Há muito tempo eu milito, extraoficialmente, pela infância (alô marcas, mandem trabalhinhos). Uma parte das vulnerabilidades deste grupo social foi posta em meu colo a partir do momento em que me tornei mãe. E, vejam bem, não precisa ter filho para perceber e se incomodar com a forma como a infância é tratada, mas quando se tem ou quando se convive com certa intimidade com crianças, torna-se quase impossível que esse assunto não te ocupe.

Quando escrevi aqui para essa seção Pontos de Vista sobre Educação Digital, expus parte da minha dificuldade em criar um serumaninho neste mundo onde a desinformação, as fake news e o discurso de ódio nos atravessam sem muita possibilidade eficaz de filtro.

E a gente nem precisa do digital para se deparar com tudo isso, principalmente agora, neste período eleitoral. A desinformação chega analogicamente para nossas crianças.

E como tratar de política com essas pessoinhas que estão expostas às crenças, aos hábitos e valores de seus núcleos familiares?

Uns tempos atrás meu filho chegou em casa contando que um adulto havia dito a ele que política não era assunto para crianças. Na hora os meus divertidamente começaram a discutir colericamente e antes que eu desse um textão para o menino eu me lembrei de que aquele discurso era fundado na história de vida daquela pessoa e que essa história diferia da minha.

Quando eu tinha a idade que meu filho tem hoje política já era assunto na minha casa. Era a época das Diretas Já e lá estava eu rodeada pelas conversas dos adultos. Era a década de 80 e as escolas públicas viviam em greve. Eu ouvia minha mãe dizendo que iria fazer um piquete e tinha certeza que ela e os amigos dela estavam quinem os Thundercats contra Mumm-Ra. Foi, nesta época que eu aprendi a palavra pelego e era assim que eu chamava meus colegas que não se juntavam a mim para uma ida à Diretoria com um pedido de aumento de 10 minutos no tempo do recreio.

Entender o que formou nossas convicções políticas e saber criticá-las nos ajuda a dialogar com quem está no outro polo do pensamento. E, claro, quando digo aqui sobre compreender e buscar dialogar com grupos antagônicos não estou pedindo que sejamos tolerantes com discursos criminosos. Racismo, homofobia e atentar contra a democracia são crimes.

Lembrar da criança que fomos pode nos ajudar a dialogar com as crianças com as quais convivemos e afastá-las desta polarização raivosa e com argumentos tão empobrecidos.

Observar uma criança crescer deveria nos impor a necessidade e o desejo de falar sobre o mundo para ela sem lhe roubar a esperança.

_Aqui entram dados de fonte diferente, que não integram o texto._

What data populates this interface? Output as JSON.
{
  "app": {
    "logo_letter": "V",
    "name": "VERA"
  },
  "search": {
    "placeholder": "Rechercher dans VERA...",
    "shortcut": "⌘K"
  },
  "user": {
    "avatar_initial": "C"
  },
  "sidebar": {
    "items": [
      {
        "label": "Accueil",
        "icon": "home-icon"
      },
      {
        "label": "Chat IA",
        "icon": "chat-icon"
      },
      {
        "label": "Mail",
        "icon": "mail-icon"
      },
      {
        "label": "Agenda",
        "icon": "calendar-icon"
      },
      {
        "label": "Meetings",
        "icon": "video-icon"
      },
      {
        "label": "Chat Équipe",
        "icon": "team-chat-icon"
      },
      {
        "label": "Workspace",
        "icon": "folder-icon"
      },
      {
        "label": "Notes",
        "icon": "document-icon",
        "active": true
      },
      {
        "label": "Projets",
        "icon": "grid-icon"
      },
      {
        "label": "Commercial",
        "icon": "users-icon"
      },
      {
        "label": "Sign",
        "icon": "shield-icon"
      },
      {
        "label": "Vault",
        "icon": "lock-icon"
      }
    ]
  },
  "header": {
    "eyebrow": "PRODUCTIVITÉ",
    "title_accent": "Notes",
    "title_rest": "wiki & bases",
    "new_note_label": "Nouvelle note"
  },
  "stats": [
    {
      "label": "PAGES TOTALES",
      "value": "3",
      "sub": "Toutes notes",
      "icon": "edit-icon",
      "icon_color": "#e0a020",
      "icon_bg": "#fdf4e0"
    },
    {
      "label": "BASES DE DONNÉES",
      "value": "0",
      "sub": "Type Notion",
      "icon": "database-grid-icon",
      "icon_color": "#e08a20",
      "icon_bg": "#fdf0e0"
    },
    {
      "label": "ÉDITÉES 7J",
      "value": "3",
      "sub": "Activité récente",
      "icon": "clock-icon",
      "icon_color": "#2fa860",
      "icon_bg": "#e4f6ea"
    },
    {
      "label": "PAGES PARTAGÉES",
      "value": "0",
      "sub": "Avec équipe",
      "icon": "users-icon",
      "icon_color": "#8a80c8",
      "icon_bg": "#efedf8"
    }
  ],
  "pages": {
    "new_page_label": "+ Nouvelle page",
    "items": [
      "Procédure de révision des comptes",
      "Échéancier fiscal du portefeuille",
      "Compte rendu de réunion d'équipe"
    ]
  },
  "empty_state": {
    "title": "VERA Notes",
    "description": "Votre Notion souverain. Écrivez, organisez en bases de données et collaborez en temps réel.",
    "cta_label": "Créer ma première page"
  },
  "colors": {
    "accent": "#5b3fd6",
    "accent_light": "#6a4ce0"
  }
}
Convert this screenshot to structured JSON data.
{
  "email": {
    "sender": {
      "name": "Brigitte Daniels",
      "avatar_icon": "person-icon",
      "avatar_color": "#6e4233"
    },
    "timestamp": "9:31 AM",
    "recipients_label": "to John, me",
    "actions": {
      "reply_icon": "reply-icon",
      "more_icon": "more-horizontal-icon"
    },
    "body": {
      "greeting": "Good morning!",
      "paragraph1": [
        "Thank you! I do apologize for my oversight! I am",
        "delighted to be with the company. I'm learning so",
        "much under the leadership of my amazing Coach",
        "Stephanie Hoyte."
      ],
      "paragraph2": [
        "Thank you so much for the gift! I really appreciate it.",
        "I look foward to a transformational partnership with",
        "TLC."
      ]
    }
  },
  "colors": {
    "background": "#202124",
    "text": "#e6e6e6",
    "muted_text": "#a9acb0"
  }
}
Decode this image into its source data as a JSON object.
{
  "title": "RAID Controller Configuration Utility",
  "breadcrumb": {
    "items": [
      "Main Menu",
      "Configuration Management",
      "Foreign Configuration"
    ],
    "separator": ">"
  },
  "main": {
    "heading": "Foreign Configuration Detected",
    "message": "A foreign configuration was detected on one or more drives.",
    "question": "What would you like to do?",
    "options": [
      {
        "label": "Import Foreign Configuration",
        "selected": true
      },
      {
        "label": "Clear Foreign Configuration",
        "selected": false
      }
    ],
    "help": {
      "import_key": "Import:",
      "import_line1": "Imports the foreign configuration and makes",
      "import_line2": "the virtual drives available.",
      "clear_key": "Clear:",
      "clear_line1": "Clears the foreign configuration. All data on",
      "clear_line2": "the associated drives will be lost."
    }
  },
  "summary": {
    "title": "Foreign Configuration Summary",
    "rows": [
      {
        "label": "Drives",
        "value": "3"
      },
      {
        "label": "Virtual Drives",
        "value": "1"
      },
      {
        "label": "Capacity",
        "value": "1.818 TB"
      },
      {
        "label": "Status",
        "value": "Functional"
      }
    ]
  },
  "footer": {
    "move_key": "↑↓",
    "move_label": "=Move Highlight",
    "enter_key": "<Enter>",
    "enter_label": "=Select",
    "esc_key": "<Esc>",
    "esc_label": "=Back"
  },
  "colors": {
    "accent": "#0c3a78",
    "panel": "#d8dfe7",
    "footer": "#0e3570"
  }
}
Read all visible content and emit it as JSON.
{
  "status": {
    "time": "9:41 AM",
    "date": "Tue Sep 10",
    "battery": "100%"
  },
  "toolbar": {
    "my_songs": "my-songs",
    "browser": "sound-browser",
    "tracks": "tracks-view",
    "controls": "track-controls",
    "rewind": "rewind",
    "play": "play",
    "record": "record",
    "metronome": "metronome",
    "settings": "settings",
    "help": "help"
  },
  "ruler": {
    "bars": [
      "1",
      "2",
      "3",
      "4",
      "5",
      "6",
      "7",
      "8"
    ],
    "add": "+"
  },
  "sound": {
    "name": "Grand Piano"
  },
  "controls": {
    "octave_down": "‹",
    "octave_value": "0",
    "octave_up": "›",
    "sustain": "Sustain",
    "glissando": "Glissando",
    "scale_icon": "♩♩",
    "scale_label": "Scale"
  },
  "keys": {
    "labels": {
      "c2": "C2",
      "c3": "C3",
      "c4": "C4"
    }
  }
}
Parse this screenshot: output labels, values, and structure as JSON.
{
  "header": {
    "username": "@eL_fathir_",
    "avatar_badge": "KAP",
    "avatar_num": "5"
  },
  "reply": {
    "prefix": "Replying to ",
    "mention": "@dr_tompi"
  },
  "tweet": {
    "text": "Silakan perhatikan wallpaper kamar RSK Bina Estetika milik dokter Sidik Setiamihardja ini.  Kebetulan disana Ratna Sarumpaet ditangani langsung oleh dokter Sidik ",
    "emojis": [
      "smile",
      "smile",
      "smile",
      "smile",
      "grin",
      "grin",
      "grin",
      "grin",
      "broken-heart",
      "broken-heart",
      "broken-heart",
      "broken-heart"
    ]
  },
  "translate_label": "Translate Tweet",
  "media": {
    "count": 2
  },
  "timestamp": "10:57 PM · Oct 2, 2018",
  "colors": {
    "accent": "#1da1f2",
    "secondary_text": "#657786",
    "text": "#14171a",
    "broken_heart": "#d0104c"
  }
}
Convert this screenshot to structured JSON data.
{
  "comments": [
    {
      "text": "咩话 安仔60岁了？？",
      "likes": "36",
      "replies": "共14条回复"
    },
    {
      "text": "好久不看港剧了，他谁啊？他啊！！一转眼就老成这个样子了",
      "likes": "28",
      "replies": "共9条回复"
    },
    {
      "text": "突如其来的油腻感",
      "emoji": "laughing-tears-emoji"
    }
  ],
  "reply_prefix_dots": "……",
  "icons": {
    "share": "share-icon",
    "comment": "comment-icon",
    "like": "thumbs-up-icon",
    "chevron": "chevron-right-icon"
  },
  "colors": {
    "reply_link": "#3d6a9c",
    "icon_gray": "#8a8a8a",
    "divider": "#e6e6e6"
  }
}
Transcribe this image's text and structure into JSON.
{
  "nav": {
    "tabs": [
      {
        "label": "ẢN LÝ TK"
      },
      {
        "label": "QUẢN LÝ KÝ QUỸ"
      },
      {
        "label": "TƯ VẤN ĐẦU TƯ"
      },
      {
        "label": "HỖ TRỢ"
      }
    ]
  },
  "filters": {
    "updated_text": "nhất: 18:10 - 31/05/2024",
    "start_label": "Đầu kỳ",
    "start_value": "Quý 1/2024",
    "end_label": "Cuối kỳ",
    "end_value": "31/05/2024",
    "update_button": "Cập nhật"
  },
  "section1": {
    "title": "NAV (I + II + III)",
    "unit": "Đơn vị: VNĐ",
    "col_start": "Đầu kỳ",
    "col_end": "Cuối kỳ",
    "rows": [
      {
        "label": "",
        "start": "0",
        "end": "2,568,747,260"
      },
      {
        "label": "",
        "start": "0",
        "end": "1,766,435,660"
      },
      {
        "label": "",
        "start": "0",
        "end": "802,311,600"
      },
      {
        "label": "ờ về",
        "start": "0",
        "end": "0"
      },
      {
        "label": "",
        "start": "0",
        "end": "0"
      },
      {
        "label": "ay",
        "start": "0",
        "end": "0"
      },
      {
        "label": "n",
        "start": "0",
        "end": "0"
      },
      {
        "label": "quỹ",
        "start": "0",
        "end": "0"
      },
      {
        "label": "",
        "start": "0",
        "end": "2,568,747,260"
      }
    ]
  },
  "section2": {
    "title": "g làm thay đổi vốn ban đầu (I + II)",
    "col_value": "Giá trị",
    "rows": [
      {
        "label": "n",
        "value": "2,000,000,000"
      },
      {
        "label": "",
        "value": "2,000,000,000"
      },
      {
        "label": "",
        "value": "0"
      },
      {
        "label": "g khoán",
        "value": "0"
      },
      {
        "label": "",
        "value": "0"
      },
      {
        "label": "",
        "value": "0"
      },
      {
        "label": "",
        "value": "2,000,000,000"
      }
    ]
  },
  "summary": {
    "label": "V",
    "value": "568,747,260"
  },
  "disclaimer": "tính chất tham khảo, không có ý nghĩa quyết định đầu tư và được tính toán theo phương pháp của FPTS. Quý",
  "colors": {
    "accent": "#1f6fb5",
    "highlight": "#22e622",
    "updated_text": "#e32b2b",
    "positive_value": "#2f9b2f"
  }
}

Tratar as crianças como sujeitos de direito e não nos eximirmos da busca por informações confiáveis não deveriam ser esforços, mas o que percebo é que, nas relações com a infância, a desinformação se torna um lugar de conforto. Tem o conforto do não diálogo e tem também o conforto fundado no orgulho e na vaidade. Querem ver?

Vocês, mães e pais que estão me lendo, quantas vezes já tiveram suas escolhas criticadas por adultos mais velhos que, invariavelmente, lançam mão do que eu chamo de teoria do sobrevivente? Aposto que vocês já ouviram coisas do tipo: “Hum, mas meus filhos tomaram refrigerante na mamadeira e estão vivos” ou “frescura desta geração, com dois meses os meus filhos já comiam sopinha e estão aí cheios de vida”.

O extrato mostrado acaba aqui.